Though the LLMs make mistakes in design, can they provide the tools to spot those errors and fix them? At the VLSI Test Symposium in the spring, engineers from Nvidia described how they finetuned the ChipNemo LLM they originally built to speed up placement and layout to create assertions for formal verification. But the assertions generated by LLMs on their own do not necessarily reflect design intent: they wind up trying to verify the wrong attributes or even attributes that do not exist in the design but which the LLM “hallucinated” into its response. In another set of experiments at Nvidia reported shortly afterwards at the Design Automation Conference (DAC), YunDa Tsai and colleagues found more than half the errors they encountered in LLM-generated Verilog were due to syntax errors the AI inserted into the code. The team put this down to hallucinations as well.

Retrieval augmented generation (RAG) provides one way to avoid the models getting tripped up by hallucinations. RAG couples the model to a database of phrases and document fragments that it can treat as legitimate facts. This, in principle, ties the LLM’s output more closely to reality. It also helps deal with the token limit as the model only has to compute a numeric vector to search the RAG database and pull out the item with the best match that it can incorporate into its response.

An open question is how best to compile the RAG database. The simplest method is to have a tool ingest existing natural-language documents, remove any redundant phrases and then give each discrete phrase that remains a reference in the form of a numeric vector. This follows the same kind of process as that used to train LLMs in the first place, where each word in each context winds up with its own vector that the model then works on.

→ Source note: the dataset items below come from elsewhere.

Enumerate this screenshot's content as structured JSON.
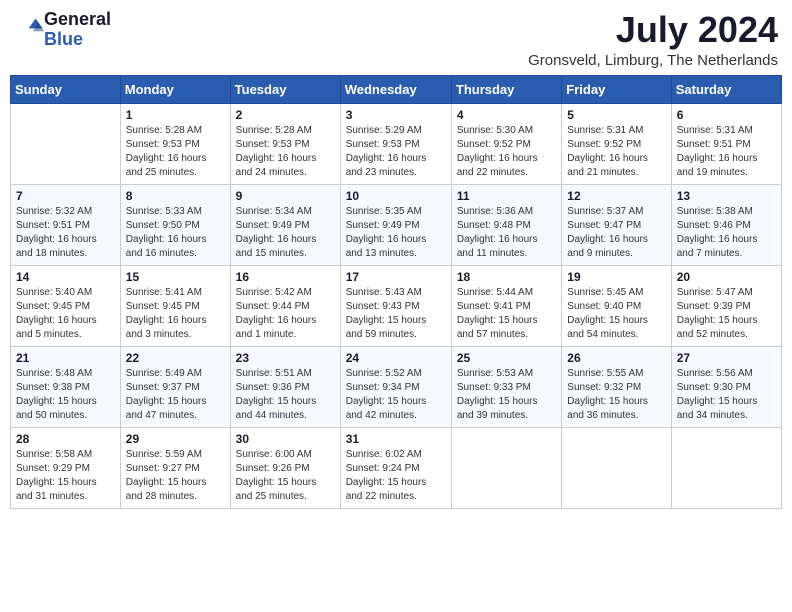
{
  "header": {
    "logo_line1": "General",
    "logo_line2": "Blue",
    "month_year": "July 2024",
    "location": "Gronsveld, Limburg, The Netherlands"
  },
  "weekdays": [
    "Sunday",
    "Monday",
    "Tuesday",
    "Wednesday",
    "Thursday",
    "Friday",
    "Saturday"
  ],
  "weeks": [
    [
      {
        "day": "",
        "info": ""
      },
      {
        "day": "1",
        "info": "Sunrise: 5:28 AM\nSunset: 9:53 PM\nDaylight: 16 hours\nand 25 minutes."
      },
      {
        "day": "2",
        "info": "Sunrise: 5:28 AM\nSunset: 9:53 PM\nDaylight: 16 hours\nand 24 minutes."
      },
      {
        "day": "3",
        "info": "Sunrise: 5:29 AM\nSunset: 9:53 PM\nDaylight: 16 hours\nand 23 minutes."
      },
      {
        "day": "4",
        "info": "Sunrise: 5:30 AM\nSunset: 9:52 PM\nDaylight: 16 hours\nand 22 minutes."
      },
      {
        "day": "5",
        "info": "Sunrise: 5:31 AM\nSunset: 9:52 PM\nDaylight: 16 hours\nand 21 minutes."
      },
      {
        "day": "6",
        "info": "Sunrise: 5:31 AM\nSunset: 9:51 PM\nDaylight: 16 hours\nand 19 minutes."
      }
    ],
    [
      {
        "day": "7",
        "info": "Sunrise: 5:32 AM\nSunset: 9:51 PM\nDaylight: 16 hours\nand 18 minutes."
      },
      {
        "day": "8",
        "info": "Sunrise: 5:33 AM\nSunset: 9:50 PM\nDaylight: 16 hours\nand 16 minutes."
      },
      {
        "day": "9",
        "info": "Sunrise: 5:34 AM\nSunset: 9:49 PM\nDaylight: 16 hours\nand 15 minutes."
      },
      {
        "day": "10",
        "info": "Sunrise: 5:35 AM\nSunset: 9:49 PM\nDaylight: 16 hours\nand 13 minutes."
      },
      {
        "day": "11",
        "info": "Sunrise: 5:36 AM\nSunset: 9:48 PM\nDaylight: 16 hours\nand 11 minutes."
      },
      {
        "day": "12",
        "info": "Sunrise: 5:37 AM\nSunset: 9:47 PM\nDaylight: 16 hours\nand 9 minutes."
      },
      {
        "day": "13",
        "info": "Sunrise: 5:38 AM\nSunset: 9:46 PM\nDaylight: 16 hours\nand 7 minutes."
      }
    ],
    [
      {
        "day": "14",
        "info": "Sunrise: 5:40 AM\nSunset: 9:45 PM\nDaylight: 16 hours\nand 5 minutes."
      },
      {
        "day": "15",
        "info": "Sunrise: 5:41 AM\nSunset: 9:45 PM\nDaylight: 16 hours\nand 3 minutes."
      },
      {
        "day": "16",
        "info": "Sunrise: 5:42 AM\nSunset: 9:44 PM\nDaylight: 16 hours\nand 1 minute."
      },
      {
        "day": "17",
        "info": "Sunrise: 5:43 AM\nSunset: 9:43 PM\nDaylight: 15 hours\nand 59 minutes."
      },
      {
        "day": "18",
        "info": "Sunrise: 5:44 AM\nSunset: 9:41 PM\nDaylight: 15 hours\nand 57 minutes."
      },
      {
        "day": "19",
        "info": "Sunrise: 5:45 AM\nSunset: 9:40 PM\nDaylight: 15 hours\nand 54 minutes."
      },
      {
        "day": "20",
        "info": "Sunrise: 5:47 AM\nSunset: 9:39 PM\nDaylight: 15 hours\nand 52 minutes."
      }
    ],
    [
      {
        "day": "21",
        "info": "Sunrise: 5:48 AM\nSunset: 9:38 PM\nDaylight: 15 hours\nand 50 minutes."
      },
      {
        "day": "22",
        "info": "Sunrise: 5:49 AM\nSunset: 9:37 PM\nDaylight: 15 hours\nand 47 minutes."
      },
      {
        "day": "23",
        "info": "Sunrise: 5:51 AM\nSunset: 9:36 PM\nDaylight: 15 hours\nand 44 minutes."
      },
      {
        "day": "24",
        "info": "Sunrise: 5:52 AM\nSunset: 9:34 PM\nDaylight: 15 hours\nand 42 minutes."
      },
      {
        "day": "25",
        "info": "Sunrise: 5:53 AM\nSunset: 9:33 PM\nDaylight: 15 hours\nand 39 minutes."
      },
      {
        "day": "26",
        "info": "Sunrise: 5:55 AM\nSunset: 9:32 PM\nDaylight: 15 hours\nand 36 minutes."
      },
      {
        "day": "27",
        "info": "Sunrise: 5:56 AM\nSunset: 9:30 PM\nDaylight: 15 hours\nand 34 minutes."
      }
    ],
    [
      {
        "day": "28",
        "info": "Sunrise: 5:58 AM\nSunset: 9:29 PM\nDaylight: 15 hours\nand 31 minutes."
      },
      {
        "day": "29",
        "info": "Sunrise: 5:59 AM\nSunset: 9:27 PM\nDaylight: 15 hours\nand 28 minutes."
      },
      {
        "day": "30",
        "info": "Sunrise: 6:00 AM\nSunset: 9:26 PM\nDaylight: 15 hours\nand 25 minutes."
      },
      {
        "day": "31",
        "info": "Sunrise: 6:02 AM\nSunset: 9:24 PM\nDaylight: 15 hours\nand 22 minutes."
      },
      {
        "day": "",
        "info": ""
      },
      {
        "day": "",
        "info": ""
      },
      {
        "day": "",
        "info": ""
      }
    ]
  ]
}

At the DVCon Europe conference last month, researchers at Heilbronn University of Applied Sciences in Germany described how they used the high-level description of the Arm AXI protocol to build the RAG database of an assertion generator. This helped prevent hallucinations in their system to generate SystemVerilog assertions that corresponded to a set of high-level requirements provided in a specification for the target design. The tests focused on assertions to ensure targets signals were only asserted while other inputs were in certain states.

To stop their LLM from making syntax errors, Tsai’s group at Nvidia went for an approach that build more hand-crafted knowledge into the RAG database. One issue they found initially was that compilers can generate ambiguous error messages that are more difficult to fix, requiring humans to add context for typical situations in a process not unlike traditional expert systems.

Divide and conquer

The other route that researchers are taking to improve the quality of results is divide and conquer: break the tasks down into chunks that, hopefully, guide the LLM towards the right answers. This process is similar to the prompt engineering that people have found can improve the output from an LLM by effectively forcing it to perform tasks analogous to step-by-step reasoning.

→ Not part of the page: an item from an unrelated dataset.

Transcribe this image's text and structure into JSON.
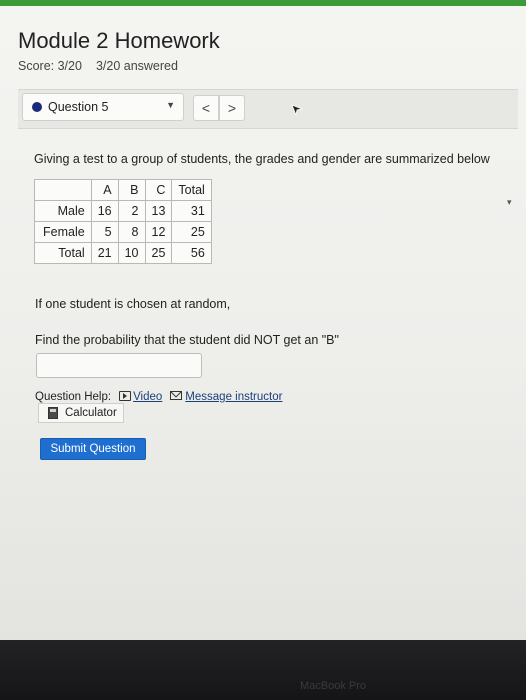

In their work presented at DAC in the summer, Khushboo Qayyum and colleagues at the University of Bremen split the LLM’s role into three discrete parts to help define and verify core properties, such as when the carry-bit in an adder should be high or low, in HDL descriptions.

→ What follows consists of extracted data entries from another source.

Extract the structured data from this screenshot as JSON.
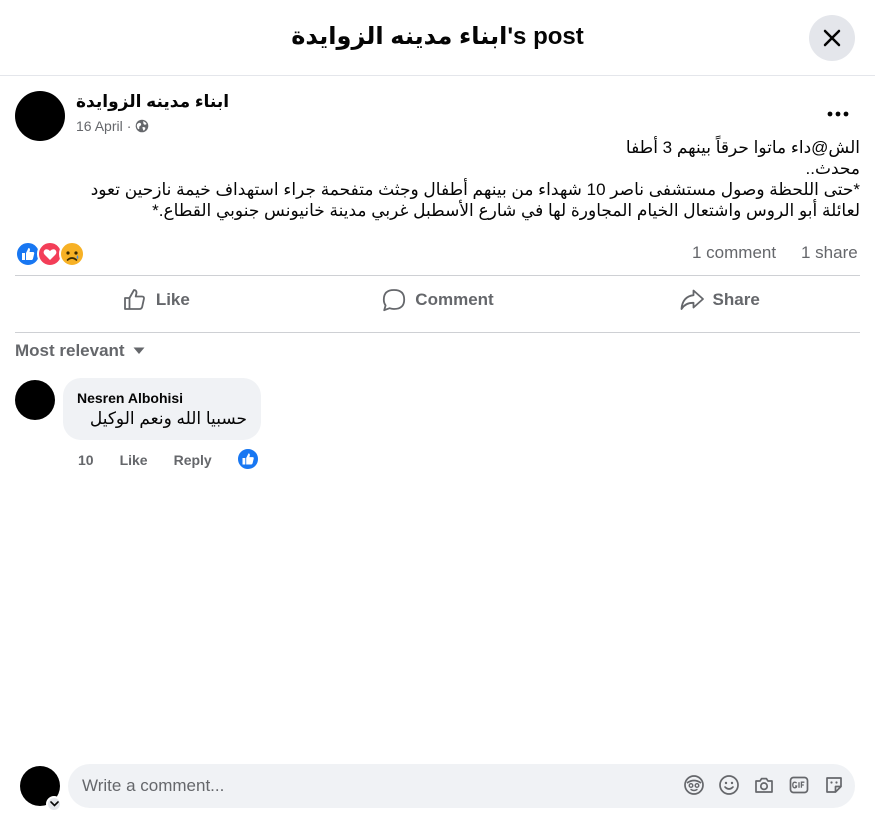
{
  "header": {
    "title": "ابناء مدينه الزوايدة's post"
  },
  "post": {
    "author": "ابناء مدينه الزوايدة",
    "date": "16 April",
    "meta_separator": "·",
    "privacy_icon": "globe-icon",
    "text_lines": [
      "الش@داء ماتوا حرقاً بينهم 3 أطفا",
      "محدث..",
      "*حتى اللحظة وصول مستشفى ناصر 10 شهداء من بينهم أطفال وجثث متفحمة جراء استهداف خيمة نازحين تعود",
      "لعائلة أبو الروس واشتعال الخيام المجاورة لها في شارع الأسطبل غربي مدينة خانيونس جنوبي القطاع.*"
    ],
    "reactions": [
      "like-icon",
      "love-icon",
      "sad-icon"
    ],
    "comment_count": "1 comment",
    "share_count": "1 share"
  },
  "actions": {
    "like": "Like",
    "comment": "Comment",
    "share": "Share"
  },
  "sort": {
    "label": "Most relevant"
  },
  "comment": {
    "author": "Nesren Albohisi",
    "text": "حسبيا الله ونعم الوكيل",
    "time": "10",
    "like": "Like",
    "reply": "Reply",
    "reaction": "like-icon"
  },
  "composer": {
    "placeholder": "Write a comment...",
    "icons": [
      "avatar-sticker-icon",
      "emoji-icon",
      "camera-icon",
      "gif-icon",
      "sticker-icon"
    ]
  },
  "colors": {
    "like_blue": "#1877f2",
    "love_red": "#f33e58",
    "sad_yellow": "#f7b125",
    "muted_text": "#65676b"
  }
}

Because there are so many moving parts to making AI work in verification, some organisations are looking to industry collaborations to improve results. As part of its work on RAG-enhanced models and other aspects of generative AI, Tessolve is working with several partners and is looking to work with others. “Through collaboration with industry partners, we aim to build standardised databases and automate test designs for better performance evaluation,” says Tessolve senior vice president Mike Bartley. The RAG-centred work is looking at a number of tasks, he says, that include feature extraction, specification analysis, coverage improvement, automated test-code generation, assertion writing and streamlining test plans overall.

Though AI has some way to go before it develops the kind of reasoning needed to provide consistent results in verification, LLM technology may have begun to find a home there.